Massey also warned it expects its first quarter earnings to be below Wall Street estimates.
Virginia-based Massey will pay $640 million in cash and $320 million in stock for Cumberland, which has an estimated 416 million tons of coal reserves.
More than half of those reserves are estimated to have have metallurgical coal qualities, Massey said. Cumberland’s coal mines are in Southwestern Virginia and Eastern Kentucky.
Massey said last month it was sharpening its focus on metallurgical coal because of rising demand from global steelmakers.
CEO Don Blankenship said then the company had identified several potential customers in Asia and the Atlantic basin, noting that emerging economies such as China, India and Brazil are hungry for steel.
Metallurgical, or coking coal, is used to fuel blast furnaces in which steel is made.
After the deal, Massey will have an estimated total reserve base of 2.9 billion tons of coal, about 1.3 billion tons of which is metallurgical coal, the company said.
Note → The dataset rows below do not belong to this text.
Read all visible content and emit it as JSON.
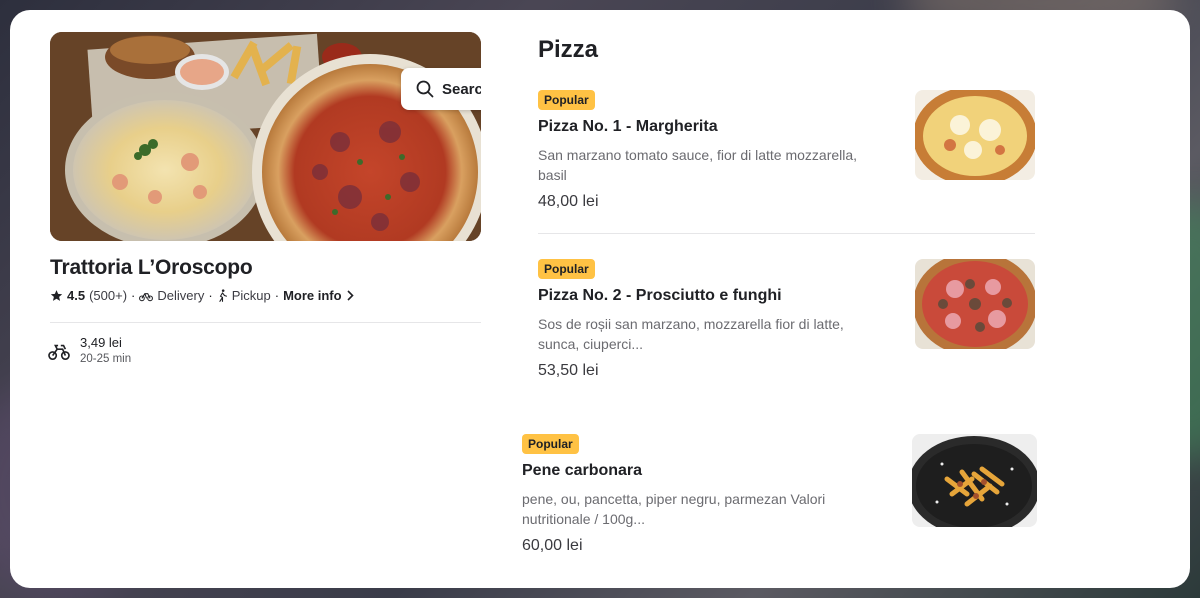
{
  "search": {
    "label": "Search"
  },
  "restaurant": {
    "name": "Trattoria L’Oroscopo",
    "rating": "4.5",
    "reviews": "(500+)",
    "delivery": "Delivery",
    "pickup": "Pickup",
    "more_info": "More info",
    "separator": "·",
    "delivery_fee": "3,49 lei",
    "delivery_time": "20-25 min"
  },
  "menu": {
    "section_title": "Pizza",
    "items": [
      {
        "badge": "Popular",
        "name": "Pizza No. 1 - Margherita",
        "desc": "San marzano tomato sauce, fior di latte mozzarella, basil",
        "price": "48,00 lei"
      },
      {
        "badge": "Popular",
        "name": "Pizza No. 2 -  Prosciutto e funghi",
        "desc": "Sos de roșii san marzano, mozzarella fior di latte, sunca, ciuperci...",
        "price": "53,50 lei"
      },
      {
        "badge": "Popular",
        "name": "Pene carbonara",
        "desc": "pene, ou, pancetta, piper negru, parmezan Valori nutritionale / 100g...",
        "price": "60,00 lei"
      }
    ]
  },
  "icons": {
    "star": "star-icon",
    "delivery": "bicycle-icon",
    "pickup": "walking-icon",
    "more": "chevron-right-icon",
    "search": "search-icon",
    "courier": "courier-bike-icon"
  },
  "colors": {
    "badge": "#ffc244",
    "text": "#202125",
    "muted": "#6b6b70",
    "card": "#ffffff"
  }
}
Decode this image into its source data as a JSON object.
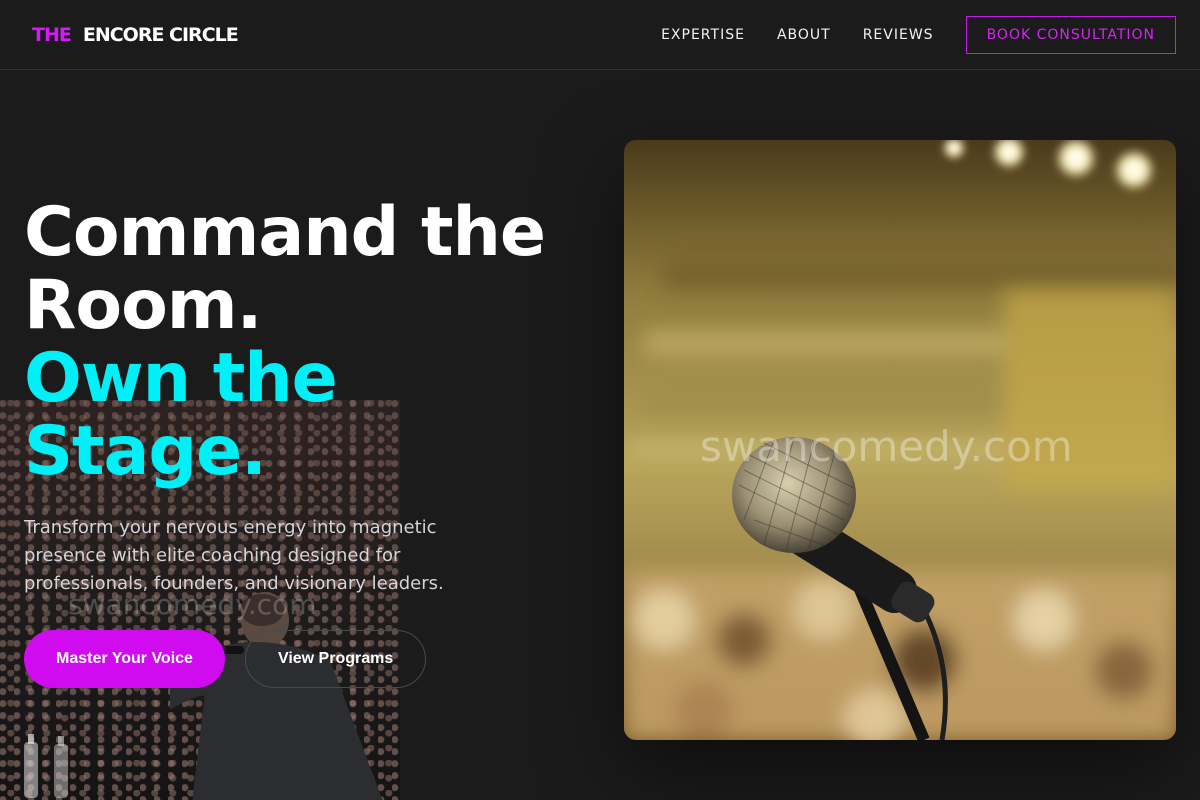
{
  "brand": {
    "prefix": "THE",
    "name": "ENCORE CIRCLE"
  },
  "nav": {
    "links": [
      "EXPERTISE",
      "ABOUT",
      "REVIEWS"
    ],
    "cta": "BOOK CONSULTATION"
  },
  "hero": {
    "headline_line1": "Command the",
    "headline_line2": "Room.",
    "headline_line3": "Own the",
    "headline_line4": "Stage.",
    "subtext": "Transform your nervous energy into magnetic presence with elite coaching designed for professionals, founders, and visionary leaders.",
    "primary_button": "Master Your Voice",
    "secondary_button": "View Programs"
  },
  "watermarks": {
    "photo_left": "swancomedy.com",
    "photo_right": "swancomedy.com"
  },
  "colors": {
    "background": "#1b1b1c",
    "accent_magenta": "#d10bf0",
    "accent_cyan": "#00f0f8"
  },
  "icons": {
    "speaker_photo": "speaker-photo",
    "microphone_photo": "microphone-photo"
  }
}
Massey said it will buy Cumberland free of debt. It said the deal will add to earnings per share beginning this year, but did not disclose how much.
But the company said its results for the first two months of the quarter were worse than expected, due to weather-related disruptions of coal production and shipments. It expects first quarter earnings to be below Wall Street expectations.
Massey’s earnings are expected to be about 42 cents a share, according to Thomson Reuters I/B/E/S/.
The Cumberland deal is the second major deal by a coal company this week. Consol Energy Inc (CNX.N) agreed to buy Dominion Resources Inc’s (D.N) Appalachian natural gas properties for $3.48 billion in cash on Monday, giving Consol a leading position in the growing Marcellus Shale field.